Sara Criss’ Civil Rights Memoir #31: De La

“De La [Beckwith]’s arrest came after Thorn McIntyre of Itta Bena saw a picture of the gun which killed Evers in the paper. The gun had been left at the scene of the murder. McIntyre notified authorities that he had sold the gun to Beckwith, who had an extensive gun collection. Later McIntyre received numerous threats and his home near Itta Bena had to be guarded.

“De La was tried twice in Jackson for the murder with both trials ending in mistrials. I always thought he wanted you to believe he had killed Evers, and there was no doubt in my mind that he had. He hated Negroes and did not mind saying so. On the day of the Freedom March a year or so later we met De La going into the Police Station with a wild look in his eyes.
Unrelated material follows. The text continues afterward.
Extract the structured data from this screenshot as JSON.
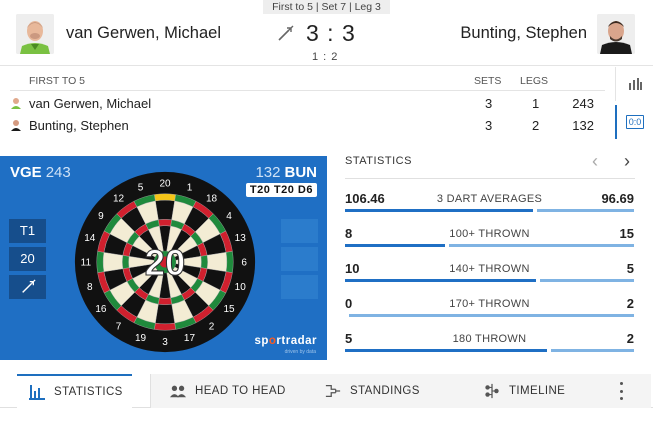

He had on big yellow sun glasses, and when Russell asked if those were his fertilizer selling glasses (he was a fertilizer salesman) he said, ‘No, these are my n—-r hunting glasses.’ Another time when he went to my sister Tiny’s house at Minter City to try to sell some fertilizer to B.J. [Roberson, Tiny’s husband] he told Tiny ‘I’m only killing things I can eat these days.'”

Ed. note: Sara’s memoirs were written in the early 1990s, before Beckwith was put on trial for the 3rd time. He was convicted in that trial and died in prison several years later.

About sec040121

Hello....I'm in possession of a priceless collection of memoirs and memorabilia left by my mother, Sara Evans Criss. She was a native and lifelong (88 years!) devotee of our small town, who covered this peculiar and volatile corner of the world for 30 years as the Memphis Commercial Appeal's Greenwood bureau chief, a job that started out with debutantes and high school football and wound up spang in the midst of one of the twentieth century's most enduring social upheavals. This blog is dedicated to her memory and the legacy she left behind, both for her family and her community.